Sunday, August 7, 2011

Say what? Yep, this weekend marks our first anniversary of our second wedding. Confused? I thought so.

Here's the long and short of it. Pool Boy and I got engaged on July 4th, 2009. We'd been dating for roughly 7 months when he popped the question and I was ecstactic. Both of us were so in love and just ready to be married. After a few really, really long conversations about our wedding and how we wanted our day to unfold and weighing the schedule of when his job would allow us time to wed, we made the decision to elope.

We called our parents, asked them their thoughts, and with their approval we went to the courthouse on July 9, 2009 (yep, just five days later) and got hitched. We debated when to tell our friends and family who all still didn't know and slowly but surely we let the word out. Some were upset and confused, but at the end of the day we did what was right for us.

Happy with our decision, we still wanted to have a wedding with family and friends. On August 7, 2010 (a little more than a year after our elopement) we had the wedding we dreamed of. It was small, with only close friends and family and in our dear friends backyard.

That day was filled with so much love and laughter that we thought our hearts were going to burst. Our friends and family spoiled us with the most genuine, loving and supportive toasts any couple could dream of. We have an incredible group of family and friends that love us and support us. We feel so blessed.

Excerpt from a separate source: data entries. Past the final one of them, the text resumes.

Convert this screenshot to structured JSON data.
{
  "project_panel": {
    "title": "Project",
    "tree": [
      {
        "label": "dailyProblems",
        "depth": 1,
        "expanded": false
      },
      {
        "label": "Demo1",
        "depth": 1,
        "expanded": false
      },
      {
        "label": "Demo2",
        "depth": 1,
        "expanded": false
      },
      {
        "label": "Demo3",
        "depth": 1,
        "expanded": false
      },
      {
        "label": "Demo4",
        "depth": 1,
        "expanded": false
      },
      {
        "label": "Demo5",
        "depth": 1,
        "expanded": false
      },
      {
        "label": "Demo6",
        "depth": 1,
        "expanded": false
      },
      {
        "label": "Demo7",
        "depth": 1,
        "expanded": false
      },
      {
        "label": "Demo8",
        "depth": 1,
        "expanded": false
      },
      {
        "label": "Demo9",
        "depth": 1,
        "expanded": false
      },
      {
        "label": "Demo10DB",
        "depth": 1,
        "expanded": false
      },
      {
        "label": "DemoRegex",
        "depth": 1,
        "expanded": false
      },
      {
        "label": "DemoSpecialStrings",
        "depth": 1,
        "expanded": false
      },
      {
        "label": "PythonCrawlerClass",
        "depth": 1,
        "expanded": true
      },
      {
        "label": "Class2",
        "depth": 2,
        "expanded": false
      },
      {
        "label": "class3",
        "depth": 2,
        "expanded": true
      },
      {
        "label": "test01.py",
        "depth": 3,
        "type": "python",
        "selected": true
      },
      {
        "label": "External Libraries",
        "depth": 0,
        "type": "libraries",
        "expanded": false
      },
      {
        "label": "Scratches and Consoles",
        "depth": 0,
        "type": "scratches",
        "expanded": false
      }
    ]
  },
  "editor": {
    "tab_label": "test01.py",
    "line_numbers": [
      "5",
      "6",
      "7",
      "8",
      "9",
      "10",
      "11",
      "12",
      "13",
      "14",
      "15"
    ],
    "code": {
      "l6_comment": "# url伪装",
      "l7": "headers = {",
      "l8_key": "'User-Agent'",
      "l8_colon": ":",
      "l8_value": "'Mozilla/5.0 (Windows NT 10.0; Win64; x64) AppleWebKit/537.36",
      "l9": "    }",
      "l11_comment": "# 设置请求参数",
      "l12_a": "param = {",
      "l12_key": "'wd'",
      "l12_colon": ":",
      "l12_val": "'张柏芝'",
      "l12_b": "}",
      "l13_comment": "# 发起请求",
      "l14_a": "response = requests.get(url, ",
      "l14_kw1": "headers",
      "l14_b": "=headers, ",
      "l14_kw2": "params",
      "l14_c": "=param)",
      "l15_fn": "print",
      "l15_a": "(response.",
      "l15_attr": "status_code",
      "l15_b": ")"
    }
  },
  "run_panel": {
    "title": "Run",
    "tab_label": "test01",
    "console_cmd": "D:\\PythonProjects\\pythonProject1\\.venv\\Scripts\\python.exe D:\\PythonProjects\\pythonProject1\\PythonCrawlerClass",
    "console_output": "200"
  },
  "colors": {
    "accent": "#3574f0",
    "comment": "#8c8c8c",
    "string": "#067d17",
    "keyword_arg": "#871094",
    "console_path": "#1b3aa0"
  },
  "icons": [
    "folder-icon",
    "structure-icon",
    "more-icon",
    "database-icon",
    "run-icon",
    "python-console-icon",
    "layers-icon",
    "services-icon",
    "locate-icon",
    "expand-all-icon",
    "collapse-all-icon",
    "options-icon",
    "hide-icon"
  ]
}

So here's to you Pool Boy, on our first anniversary of our second wedding...together we've created our own family and there's no one else I could ever do this with. You've chosen to share your life with me and I'm so thankful for that. I'm constantly in awe of your strength, determination and genuine heart. You love me fully and accept me for who I am, yet always challenge me to better myself. Thank you for loving the Lord more than me and making sure that He is the light in our marriage. I adore you and am so in love with you. Thank you for loving me just the way I am. My heart sees only you.









Thursday, August 4, 2011

So it's official...I'm a blogger. I'd say "we're bloggers", but let's face it...the hubs wants nothing to do with blogging. It's not really his thing. 

Speaking of my better half, for purposes of the blog we'll be calling him the Pool Boy. For those of you that know us personally know that for work purposes I can't say his name. That left us with the painstaking decision of coming up with a nickname for him. 

Here was how Pool Boy came to be...We recently went to the Dominican for our two-year belated honeymoon (more on this later) and adored being near the water --> Returned home from said honeymoon to hot, humid, gross weather --> Really missed having a pool/ocean to jump in --> Randomly purchased the not-so-chic above ground pool that is 3.5 feet deep with inflatable rim (talk about eye sore) --> Hubby really enjoys cleaning the pool and it's become his other half (I've been replaced) --> Hence Pool Boy. 

He loves his nickname by the way...he cracks me up. Although, I might have to reconsider calling him the Gardener after the yard work he threw my way last night. I mean really? Yard work on a Wednesday night? Ugh...but I did it anyway. The Pool Boy always gets his way.